Amongst the vivid characters she introduces are her nine-pound dog Max, who loves and protects her more than most people in America, and her gun enthusiast brother whose sudden death at 43 is a testament that death can claim us in any number of ways, regardless of what we do to keep ourselves safe.
“A gun,” she writes, “is a tool.” One she would happily give up if it means making the world safer. But in the world we occupy now, she will keep heading to the gun range to sharpen her skills.
The following interview with Gay was conducted over email, and edited for clarity.

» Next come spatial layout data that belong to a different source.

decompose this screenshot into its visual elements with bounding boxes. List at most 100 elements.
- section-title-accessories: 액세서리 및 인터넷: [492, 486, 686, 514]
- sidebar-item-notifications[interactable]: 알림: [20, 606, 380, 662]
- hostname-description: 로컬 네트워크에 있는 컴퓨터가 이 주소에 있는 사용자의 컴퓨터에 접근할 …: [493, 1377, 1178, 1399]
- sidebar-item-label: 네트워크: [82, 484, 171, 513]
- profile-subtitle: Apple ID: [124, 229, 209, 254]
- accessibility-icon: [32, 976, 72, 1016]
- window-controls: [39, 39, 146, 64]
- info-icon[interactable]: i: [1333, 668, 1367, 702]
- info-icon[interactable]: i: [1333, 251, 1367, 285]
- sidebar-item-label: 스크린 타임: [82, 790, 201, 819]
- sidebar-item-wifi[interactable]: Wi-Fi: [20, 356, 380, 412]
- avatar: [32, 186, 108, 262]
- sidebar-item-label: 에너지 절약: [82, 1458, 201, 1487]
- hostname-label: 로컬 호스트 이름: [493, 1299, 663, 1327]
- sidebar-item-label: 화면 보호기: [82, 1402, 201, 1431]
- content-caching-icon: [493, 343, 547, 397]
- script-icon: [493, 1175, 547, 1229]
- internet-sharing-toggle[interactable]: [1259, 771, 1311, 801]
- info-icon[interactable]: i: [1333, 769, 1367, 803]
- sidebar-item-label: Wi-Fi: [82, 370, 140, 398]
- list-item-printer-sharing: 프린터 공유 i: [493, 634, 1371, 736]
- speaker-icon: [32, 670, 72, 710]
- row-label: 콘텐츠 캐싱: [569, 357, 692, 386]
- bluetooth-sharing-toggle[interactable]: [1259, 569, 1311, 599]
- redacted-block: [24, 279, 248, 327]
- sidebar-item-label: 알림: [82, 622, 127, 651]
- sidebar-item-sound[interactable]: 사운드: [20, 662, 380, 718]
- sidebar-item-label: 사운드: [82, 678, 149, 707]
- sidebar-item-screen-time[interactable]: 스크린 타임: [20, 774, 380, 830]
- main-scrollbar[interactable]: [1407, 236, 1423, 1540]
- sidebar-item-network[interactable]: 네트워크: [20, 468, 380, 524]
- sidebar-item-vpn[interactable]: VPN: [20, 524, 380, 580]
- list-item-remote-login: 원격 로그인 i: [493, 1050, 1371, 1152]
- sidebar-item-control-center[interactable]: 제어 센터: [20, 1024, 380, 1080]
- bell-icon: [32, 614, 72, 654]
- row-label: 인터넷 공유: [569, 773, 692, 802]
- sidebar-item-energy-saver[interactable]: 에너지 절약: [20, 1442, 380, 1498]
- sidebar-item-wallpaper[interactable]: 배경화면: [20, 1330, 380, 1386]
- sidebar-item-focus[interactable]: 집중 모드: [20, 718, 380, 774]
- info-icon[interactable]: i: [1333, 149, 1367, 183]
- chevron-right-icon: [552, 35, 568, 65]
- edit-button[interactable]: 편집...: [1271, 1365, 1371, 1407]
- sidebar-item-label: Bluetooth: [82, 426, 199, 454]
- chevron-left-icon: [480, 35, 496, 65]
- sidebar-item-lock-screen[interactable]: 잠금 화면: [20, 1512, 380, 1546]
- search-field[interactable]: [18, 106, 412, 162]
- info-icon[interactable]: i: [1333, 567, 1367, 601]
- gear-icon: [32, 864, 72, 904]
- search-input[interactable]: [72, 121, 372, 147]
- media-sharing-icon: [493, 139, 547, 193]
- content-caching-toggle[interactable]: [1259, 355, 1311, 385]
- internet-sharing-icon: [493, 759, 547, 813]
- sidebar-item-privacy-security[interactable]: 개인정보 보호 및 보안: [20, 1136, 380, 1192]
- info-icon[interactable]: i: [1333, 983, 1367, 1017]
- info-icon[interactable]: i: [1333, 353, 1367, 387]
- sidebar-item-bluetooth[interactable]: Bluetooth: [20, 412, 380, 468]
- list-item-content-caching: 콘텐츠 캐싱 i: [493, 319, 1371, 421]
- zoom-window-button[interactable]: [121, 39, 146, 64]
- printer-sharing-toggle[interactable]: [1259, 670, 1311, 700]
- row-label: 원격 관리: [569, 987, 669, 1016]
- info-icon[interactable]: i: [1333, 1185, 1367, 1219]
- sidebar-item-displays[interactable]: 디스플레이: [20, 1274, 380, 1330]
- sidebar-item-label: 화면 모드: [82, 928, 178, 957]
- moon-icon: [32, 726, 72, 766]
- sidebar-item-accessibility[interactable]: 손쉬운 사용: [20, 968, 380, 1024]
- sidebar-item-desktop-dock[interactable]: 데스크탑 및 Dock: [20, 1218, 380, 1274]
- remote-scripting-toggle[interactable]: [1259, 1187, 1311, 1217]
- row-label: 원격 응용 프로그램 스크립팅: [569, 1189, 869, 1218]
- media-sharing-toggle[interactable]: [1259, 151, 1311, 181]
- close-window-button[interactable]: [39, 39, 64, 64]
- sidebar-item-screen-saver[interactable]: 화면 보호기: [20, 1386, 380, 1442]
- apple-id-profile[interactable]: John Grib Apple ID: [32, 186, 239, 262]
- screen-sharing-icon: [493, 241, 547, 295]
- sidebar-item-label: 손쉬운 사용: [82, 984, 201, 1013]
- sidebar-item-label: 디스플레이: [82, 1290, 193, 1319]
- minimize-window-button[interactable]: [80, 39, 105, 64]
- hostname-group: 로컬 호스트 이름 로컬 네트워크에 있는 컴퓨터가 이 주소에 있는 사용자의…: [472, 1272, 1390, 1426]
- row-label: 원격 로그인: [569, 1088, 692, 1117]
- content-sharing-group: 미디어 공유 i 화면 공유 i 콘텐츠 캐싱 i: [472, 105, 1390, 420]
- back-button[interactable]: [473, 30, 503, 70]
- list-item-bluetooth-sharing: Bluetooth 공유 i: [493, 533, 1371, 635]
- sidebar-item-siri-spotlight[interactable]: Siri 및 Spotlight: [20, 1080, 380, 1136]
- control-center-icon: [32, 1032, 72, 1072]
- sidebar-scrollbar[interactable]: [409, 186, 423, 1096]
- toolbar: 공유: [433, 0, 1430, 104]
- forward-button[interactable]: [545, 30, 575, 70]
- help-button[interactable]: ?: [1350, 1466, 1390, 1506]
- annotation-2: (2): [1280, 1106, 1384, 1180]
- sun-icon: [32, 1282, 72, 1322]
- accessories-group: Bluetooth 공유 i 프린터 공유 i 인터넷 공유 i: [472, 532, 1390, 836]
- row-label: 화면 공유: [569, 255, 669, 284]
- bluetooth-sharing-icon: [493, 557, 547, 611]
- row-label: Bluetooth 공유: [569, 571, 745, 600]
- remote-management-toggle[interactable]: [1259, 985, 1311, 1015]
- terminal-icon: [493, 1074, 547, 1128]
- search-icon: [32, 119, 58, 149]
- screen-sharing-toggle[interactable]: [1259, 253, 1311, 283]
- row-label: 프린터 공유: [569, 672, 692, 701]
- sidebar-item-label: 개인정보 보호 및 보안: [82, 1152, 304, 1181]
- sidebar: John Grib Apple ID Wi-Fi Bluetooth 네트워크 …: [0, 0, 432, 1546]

Frankie Huang: Your essay suggests that you decided to become a gun owner in large part because of a loss of faith in the government’s and society’s ability to protect you. Being armed makes you a much more dangerous person to mess with, but do you worry about how misogynoir-fueled aggression may ramp up to meet the gun-owning Black feminist?
Roxane Gay: I’ve never had faith in the government’s ability to protect me so there was no faith to be lost. Instead, the tone and specificity of the threats I was receiving intensified to the point where I felt like I needed to be more proactive in protecting myself and my family. I don’t worry about misogynoir-fueled aggression ramping up because, quite frankly, it feels like we’ve already reached that apex. If someone out there takes my owning a gun as a cue to try and test me, well, that’s certainly a choice.
Historically, the only time the gun lobby has tried to regulate guns is when Black people have been vocal about gun ownership. And even when Black people own guns legally, police treat us as criminals.
Roxane Gay
Looking at the numbers for gun ownership in America, it feels impossible for our country to ever be free of guns. Is the next safest thing a country full of guns — so that at no point can a mass shooter ever assume to approach an unarmed and vulnerable crowd? So that no cop could ever claim to be threatened by a Black person for being armed, since everyone is armed?
There is simply no world where everyone owning guns would lead to safety. That would be madness. We should live in a world where civilians don’t need to own guns, don’t feel like they need to own guns and don’t want to own guns. I have no idea how we change the American penchant for firearms, but we shall see what the future holds. And guns are not a deterrent to people who are hellbent on taking someone’s life. We’ve seen that time and again.
You talk about your nine-pound dog Max’s propensity for barking at potential intruders and how safe he made you feel. How would you compare Max to your gun?
Max is amazing and nothing makes me feel safer than this tiny dog with a very big heart. He always lets my wife and I know when we need to be alert, and it’s wonderful. I’ve never had a dog before so it has been quite the experience in the best possible ways.
Do you perceive a conflict of interest between the gun industry’s desire to expand their customer base and their often-racist politics? What do you think happens when there is a sizable non-White and progressive gun-owning population in this country?
There is already a sizable non-White and progressive gun owning population in this country. We just don’t feel the need to make it a central tenet of our identity.
How would the rise of the progressive people of color gun owners demographic affect policies and attitudes towards guns and gun ownership? Specifically, what effects might this have on the scourge of racist police violence?
Historically, the only time the gun lobby has tried to regulate guns is when Black people have been vocal about gun ownership. And even when Black people own guns legally, police treat us as criminals. The list is quite long of Black people legally owning guns and trying to protect themselves or merely sharing that they are a legal gun owner with a weapon on their person that they are nowhere near in reach of, who have then been killed by police. The better question is what, as a society, are we going to do about police violence and institutionalized racism? We aren’t safe from these forces, whether we own guns or not.